XNor
XNor

Reputation: 658

Makefiles and large projects with complex interdependencies

I am trying to come up with a build system for a large project that has a structure like this:

├── deploy
├── docs
├── libs
│   ├── lib1
│   └── lib2
├── scripts
└── tools
    ├── prog1
    └── prog2

My problem is that libs and programs may depend on each other in an order that may change very often. I have looked up info on the internet and I get mixed messages. Some people say that I should just use makefiles and some other say that recursive makefiles are evil.

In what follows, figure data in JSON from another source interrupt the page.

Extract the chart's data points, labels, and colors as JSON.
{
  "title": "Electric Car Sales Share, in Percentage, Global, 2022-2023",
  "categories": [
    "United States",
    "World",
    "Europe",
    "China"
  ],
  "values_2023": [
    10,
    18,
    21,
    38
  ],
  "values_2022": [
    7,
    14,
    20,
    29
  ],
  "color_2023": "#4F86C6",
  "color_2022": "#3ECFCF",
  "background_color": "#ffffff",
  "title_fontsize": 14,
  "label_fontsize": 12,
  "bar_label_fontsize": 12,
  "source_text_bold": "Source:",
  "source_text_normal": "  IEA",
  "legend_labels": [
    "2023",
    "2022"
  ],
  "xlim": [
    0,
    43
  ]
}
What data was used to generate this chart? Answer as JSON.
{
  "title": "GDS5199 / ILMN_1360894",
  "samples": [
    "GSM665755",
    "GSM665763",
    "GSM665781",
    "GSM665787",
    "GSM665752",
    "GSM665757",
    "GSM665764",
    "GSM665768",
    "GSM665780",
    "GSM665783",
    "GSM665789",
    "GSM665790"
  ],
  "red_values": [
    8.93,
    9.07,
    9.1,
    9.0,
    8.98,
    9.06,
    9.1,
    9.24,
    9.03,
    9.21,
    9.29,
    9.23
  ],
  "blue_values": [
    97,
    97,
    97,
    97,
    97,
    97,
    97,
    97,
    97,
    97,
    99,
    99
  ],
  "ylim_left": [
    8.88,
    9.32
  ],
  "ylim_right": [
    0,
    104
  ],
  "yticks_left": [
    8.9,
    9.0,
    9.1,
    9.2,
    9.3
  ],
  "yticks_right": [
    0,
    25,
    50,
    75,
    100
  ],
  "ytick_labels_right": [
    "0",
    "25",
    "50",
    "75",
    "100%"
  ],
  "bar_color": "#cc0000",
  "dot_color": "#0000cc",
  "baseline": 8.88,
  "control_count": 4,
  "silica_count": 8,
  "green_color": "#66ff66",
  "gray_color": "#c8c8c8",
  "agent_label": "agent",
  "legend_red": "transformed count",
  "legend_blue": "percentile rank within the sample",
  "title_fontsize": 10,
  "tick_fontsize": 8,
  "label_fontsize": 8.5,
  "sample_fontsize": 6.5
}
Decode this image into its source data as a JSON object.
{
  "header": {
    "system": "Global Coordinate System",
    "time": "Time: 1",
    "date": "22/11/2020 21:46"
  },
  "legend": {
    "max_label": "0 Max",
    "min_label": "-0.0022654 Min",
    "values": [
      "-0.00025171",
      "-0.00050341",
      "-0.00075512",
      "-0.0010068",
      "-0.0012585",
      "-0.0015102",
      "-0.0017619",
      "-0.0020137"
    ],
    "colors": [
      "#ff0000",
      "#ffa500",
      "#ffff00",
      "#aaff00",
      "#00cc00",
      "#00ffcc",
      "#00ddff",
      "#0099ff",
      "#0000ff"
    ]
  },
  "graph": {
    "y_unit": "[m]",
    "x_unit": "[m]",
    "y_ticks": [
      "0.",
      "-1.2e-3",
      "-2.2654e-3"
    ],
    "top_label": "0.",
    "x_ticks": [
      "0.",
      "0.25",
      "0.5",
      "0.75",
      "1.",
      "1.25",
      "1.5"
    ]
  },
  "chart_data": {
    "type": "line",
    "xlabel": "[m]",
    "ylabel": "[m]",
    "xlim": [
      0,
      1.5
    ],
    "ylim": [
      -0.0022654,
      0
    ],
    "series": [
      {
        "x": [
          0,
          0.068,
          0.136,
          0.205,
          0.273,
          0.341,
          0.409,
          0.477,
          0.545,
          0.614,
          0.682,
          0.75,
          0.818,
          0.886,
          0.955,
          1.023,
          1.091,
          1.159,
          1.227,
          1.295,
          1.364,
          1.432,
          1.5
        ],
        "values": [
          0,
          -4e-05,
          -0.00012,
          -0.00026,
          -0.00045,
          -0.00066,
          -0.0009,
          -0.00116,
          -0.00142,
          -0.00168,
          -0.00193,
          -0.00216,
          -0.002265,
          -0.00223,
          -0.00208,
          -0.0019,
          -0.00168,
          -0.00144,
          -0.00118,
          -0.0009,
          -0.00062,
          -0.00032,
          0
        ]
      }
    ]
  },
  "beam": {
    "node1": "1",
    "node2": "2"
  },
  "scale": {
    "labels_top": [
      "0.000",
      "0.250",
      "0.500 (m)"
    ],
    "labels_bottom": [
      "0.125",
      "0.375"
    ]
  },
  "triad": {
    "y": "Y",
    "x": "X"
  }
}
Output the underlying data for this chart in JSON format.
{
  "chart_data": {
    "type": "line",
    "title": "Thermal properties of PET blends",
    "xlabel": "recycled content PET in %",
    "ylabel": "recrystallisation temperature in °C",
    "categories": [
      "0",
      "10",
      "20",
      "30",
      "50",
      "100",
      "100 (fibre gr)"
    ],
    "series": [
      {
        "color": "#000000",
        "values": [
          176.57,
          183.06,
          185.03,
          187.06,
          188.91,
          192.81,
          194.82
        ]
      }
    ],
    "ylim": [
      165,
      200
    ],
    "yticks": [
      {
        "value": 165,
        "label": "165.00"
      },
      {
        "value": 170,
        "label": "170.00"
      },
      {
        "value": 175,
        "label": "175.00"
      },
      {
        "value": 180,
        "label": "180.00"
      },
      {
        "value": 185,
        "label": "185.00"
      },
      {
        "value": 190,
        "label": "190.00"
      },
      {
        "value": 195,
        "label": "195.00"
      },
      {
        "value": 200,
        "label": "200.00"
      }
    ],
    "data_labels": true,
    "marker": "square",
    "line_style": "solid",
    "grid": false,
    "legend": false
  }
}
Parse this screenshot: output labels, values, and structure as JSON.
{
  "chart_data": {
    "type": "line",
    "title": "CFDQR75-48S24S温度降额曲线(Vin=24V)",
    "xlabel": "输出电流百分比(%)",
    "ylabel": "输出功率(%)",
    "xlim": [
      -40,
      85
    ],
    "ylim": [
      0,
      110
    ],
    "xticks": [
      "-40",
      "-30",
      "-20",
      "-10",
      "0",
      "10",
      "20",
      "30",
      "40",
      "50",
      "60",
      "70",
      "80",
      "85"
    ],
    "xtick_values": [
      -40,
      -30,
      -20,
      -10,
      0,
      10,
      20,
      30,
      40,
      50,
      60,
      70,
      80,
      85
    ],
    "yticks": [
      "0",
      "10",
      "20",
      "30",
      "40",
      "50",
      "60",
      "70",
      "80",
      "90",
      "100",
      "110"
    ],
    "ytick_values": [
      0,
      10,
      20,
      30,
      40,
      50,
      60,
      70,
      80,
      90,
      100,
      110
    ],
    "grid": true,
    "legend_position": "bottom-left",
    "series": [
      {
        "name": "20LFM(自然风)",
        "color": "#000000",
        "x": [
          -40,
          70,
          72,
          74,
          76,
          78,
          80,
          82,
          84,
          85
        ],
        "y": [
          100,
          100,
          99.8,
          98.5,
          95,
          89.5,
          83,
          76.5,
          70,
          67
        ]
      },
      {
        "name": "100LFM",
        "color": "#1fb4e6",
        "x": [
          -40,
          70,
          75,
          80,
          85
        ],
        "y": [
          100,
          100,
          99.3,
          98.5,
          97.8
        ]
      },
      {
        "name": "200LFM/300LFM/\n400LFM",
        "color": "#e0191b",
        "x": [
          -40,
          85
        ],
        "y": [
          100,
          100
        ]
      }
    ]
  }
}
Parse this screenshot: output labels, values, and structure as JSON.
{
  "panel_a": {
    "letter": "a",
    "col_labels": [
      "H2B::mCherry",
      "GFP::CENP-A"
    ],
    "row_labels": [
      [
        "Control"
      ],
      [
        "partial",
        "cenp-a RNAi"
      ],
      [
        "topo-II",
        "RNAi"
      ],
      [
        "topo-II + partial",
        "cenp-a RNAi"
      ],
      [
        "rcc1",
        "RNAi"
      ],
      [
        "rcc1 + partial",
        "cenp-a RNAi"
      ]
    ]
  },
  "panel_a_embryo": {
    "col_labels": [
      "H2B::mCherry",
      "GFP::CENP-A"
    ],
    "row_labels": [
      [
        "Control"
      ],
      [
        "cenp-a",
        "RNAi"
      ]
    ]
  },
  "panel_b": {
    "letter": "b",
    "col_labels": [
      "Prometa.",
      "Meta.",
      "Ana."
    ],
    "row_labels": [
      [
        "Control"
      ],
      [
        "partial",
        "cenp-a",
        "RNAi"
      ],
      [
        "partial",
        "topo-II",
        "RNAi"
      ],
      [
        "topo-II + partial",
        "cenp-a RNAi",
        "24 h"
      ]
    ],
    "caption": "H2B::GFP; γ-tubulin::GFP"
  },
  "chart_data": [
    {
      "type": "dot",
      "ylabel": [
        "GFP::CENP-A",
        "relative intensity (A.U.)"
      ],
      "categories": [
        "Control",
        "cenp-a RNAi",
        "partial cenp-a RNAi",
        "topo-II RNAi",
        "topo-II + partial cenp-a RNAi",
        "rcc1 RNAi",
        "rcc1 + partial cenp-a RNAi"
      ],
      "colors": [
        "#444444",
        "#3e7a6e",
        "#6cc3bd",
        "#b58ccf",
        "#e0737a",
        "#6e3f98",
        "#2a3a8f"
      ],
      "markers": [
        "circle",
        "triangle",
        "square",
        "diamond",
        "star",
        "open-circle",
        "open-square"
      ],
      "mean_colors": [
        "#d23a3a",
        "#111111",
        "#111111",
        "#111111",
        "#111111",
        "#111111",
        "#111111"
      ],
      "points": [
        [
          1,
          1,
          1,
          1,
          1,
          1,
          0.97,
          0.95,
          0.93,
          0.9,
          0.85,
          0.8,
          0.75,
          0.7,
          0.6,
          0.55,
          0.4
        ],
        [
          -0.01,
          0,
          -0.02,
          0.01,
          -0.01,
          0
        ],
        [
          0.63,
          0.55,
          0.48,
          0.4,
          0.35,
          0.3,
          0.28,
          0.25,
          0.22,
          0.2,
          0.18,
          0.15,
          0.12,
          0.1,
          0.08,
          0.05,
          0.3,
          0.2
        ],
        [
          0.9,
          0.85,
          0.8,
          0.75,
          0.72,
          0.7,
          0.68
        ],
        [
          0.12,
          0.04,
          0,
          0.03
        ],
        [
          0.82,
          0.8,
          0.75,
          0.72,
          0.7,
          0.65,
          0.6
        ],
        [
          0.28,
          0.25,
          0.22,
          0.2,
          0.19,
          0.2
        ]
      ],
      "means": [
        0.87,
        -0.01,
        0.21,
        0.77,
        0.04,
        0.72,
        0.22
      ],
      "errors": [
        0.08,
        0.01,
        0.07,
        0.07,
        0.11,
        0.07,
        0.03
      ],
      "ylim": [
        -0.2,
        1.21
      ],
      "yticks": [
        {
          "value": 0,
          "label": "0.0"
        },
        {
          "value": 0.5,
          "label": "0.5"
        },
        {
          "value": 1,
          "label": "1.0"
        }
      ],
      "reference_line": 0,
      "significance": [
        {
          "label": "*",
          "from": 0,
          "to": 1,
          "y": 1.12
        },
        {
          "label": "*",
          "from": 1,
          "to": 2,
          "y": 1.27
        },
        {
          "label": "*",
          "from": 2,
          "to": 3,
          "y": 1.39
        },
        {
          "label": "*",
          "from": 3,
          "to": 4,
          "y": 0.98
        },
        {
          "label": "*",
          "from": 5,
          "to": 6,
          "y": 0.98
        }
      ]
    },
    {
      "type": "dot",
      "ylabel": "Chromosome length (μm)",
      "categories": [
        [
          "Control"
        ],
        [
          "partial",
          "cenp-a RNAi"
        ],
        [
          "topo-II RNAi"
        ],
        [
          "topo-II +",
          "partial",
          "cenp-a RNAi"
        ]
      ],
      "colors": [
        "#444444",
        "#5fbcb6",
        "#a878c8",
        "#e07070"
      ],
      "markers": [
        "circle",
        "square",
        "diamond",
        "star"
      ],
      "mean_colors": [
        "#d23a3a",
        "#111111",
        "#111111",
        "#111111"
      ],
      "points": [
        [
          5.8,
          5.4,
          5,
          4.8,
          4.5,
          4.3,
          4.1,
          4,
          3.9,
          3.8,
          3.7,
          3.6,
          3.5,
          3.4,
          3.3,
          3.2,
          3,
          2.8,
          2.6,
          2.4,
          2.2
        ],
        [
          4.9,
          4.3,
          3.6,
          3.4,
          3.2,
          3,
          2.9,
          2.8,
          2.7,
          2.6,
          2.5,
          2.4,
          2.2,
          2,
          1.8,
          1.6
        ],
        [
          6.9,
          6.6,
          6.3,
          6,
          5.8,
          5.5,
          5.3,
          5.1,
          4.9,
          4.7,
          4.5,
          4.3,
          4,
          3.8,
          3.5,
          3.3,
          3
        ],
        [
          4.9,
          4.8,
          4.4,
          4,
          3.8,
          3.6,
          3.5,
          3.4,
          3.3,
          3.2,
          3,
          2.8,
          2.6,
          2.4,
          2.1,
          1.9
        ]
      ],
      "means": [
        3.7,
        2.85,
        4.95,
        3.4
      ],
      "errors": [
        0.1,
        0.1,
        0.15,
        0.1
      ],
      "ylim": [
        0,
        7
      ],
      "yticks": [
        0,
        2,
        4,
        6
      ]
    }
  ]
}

Besides that, I don't know how to manage dependencies with makefiles (if lib2 needs lib1 to build, how to tell make to build lib1 first). Someone told me that it is easily achievable using the variable VPATH but I have read the documentation and I think it has nothing to do with this.

So my questions are:

Upvotes: 1

Views: 1731

Answers (2)

bobbogo
bobbogo

Reputation: 15493

I am in the don't lie to make camp. Here, fine-grained dependencies are your friend. Get away from thinking that you need to express that prog1 depends on lib2. What you really want to say to make is something like:

"To link prog1 you need all the .o files, and all the appropriate .a files."

If you can express this, it will improve a number of very important parameters for your build:

  1. Parallel build works properly
    • The .o file for prog1 can compile at the same time as those for lib2.a
    • This is more important if you run tests as a part of the build (you do do that, don't you?)
  2. Time-to-do-nothing is very close to zero
    • Nothing worse than issuing a build, and several minutes later you get a build was already up-to-date (WinCE, I'm looking at you)
  3. Work is properly culled
    • In other words you can rely on your dependencies, and never have to do a make clean because you don't trust them

After all, these goals are really the whole point of using make. Get them wrong and you might as well use a batch file. (It's pretty tricky getting them right in a recursive make system BTW.)

Of course, expressing this cleanly in make does take a bit of effort, but you did say you had a large project.

Upvotes: 4

John
John

Reputation: 3520

I'm not in the recursive makefiles are evil camp -- while it's true that recursive makefiles are not as efficient (they don't maximize concurrency, etc), it's usually negligible. On the flip side, using recursive makefiles makes your project more scalable -- it's simpler to move modules in and out, share with other groups, etc.

In your case, if lib2 depends on lib1, you can just do:

 lib2: lib1
    make -C libs/lib2

Now make will build lib1 before lib2 (even if you have -j specified).

Now if you have cross-dependencies (something in lib1 depends on something in lib2, which in turn depends on something else in lib1), then you might want to consider either restructuring your directories to avoid the cross-dependencies, or using a single makefile (there's lots of sharp sticks exposed if you try to use recursive makefiles in this case).